Another person that worked it all the time went to put cattle in the tub and filled the tub up and shut the gate at the last notch. She then filled the lead up from the outside and near the entrance to the led up alley, then went to the chute to help and it made the flow at the chute much better. When the lead up was almost empty she walked back, and the fresh weaned calves went right in as they were curious to find a way out. A very safe, effective low stress way of working. I learned.

My whole point to all the examples is that it’s not the system as much as how well the cattle are prepared to work or not work, and the attitude and skill of the people creating the flow through system.

I will say that some systems make it very difficult to get the pressure where you need it when you need it.

I also think it’s important to realize that calves that have never been through a system before, if they are handled right before they get to the system, usually work very well from proper pressure and load nicely, much better than cattle that have been through before.

When I have gone to Ron Gills place and worked older cows they flow through real nice.

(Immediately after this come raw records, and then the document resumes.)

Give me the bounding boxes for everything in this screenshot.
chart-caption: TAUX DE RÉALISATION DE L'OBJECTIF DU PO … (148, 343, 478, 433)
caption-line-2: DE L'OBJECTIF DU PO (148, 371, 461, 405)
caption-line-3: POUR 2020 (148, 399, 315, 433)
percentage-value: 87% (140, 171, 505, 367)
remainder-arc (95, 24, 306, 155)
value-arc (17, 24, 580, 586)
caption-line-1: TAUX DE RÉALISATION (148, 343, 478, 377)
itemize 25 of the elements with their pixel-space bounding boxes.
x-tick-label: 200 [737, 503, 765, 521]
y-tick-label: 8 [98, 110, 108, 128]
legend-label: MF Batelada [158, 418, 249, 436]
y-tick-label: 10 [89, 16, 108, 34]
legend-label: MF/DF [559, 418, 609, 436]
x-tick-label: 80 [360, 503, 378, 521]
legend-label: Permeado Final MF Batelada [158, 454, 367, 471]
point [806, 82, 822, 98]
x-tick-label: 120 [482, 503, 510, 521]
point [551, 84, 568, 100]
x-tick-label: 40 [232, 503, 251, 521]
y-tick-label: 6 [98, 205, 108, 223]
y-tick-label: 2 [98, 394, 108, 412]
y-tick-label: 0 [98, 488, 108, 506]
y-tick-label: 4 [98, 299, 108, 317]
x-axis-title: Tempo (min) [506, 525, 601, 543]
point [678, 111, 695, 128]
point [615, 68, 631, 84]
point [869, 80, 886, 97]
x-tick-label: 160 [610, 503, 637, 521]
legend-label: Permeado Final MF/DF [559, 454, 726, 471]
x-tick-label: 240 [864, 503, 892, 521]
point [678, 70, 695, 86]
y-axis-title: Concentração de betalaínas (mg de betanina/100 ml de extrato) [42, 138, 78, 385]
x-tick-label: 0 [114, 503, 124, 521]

He has a tub system that is not perfect, but the cows are always looking for a way out of pressure. The difference I see from one or two people working cattle versus a big crew is the same as numbers of animals you take up the alley. With lots of people your pressure is very broad and from to many places and you have to use force that creates panic in the cattle and they want to escape back. When it is one person you must pressure in a way to get the animals to decide to go and this creates a situation that the animal is looking for a way out rather than trying to escape back.

When I load fat cattle in a feedlot, it is usually the hardest to get them into the tub or box. Once you get the gat closed they are looking for a way out. They have learned that the pressure is going to come when they get into the tub or box, but once in they have been patterned to go up the chute alley to get out of the pressure.

So with all those examples I am trying to point out, if your livestock is not working properly even the best designed system is difficult, and if your livestock are working well, you can make even the worst system work.

So next we will start discussing my opinion on how to get cattle to work.

Going back to the first example, if your shirt tail comes untucked, you might be able to do things a little differently!

2 thoughts on “Shirt Tail Relativity

  1. Mike Orphey

    I’ve been cowboyin & ranching for myself , for going on forty years.
    I’ve found w/ experience that overloading any kind of facility is usually counterproductive. Sometimes when I was working in a set of pens the 1st time it took a draft or two to figure out what number of cattle worked best.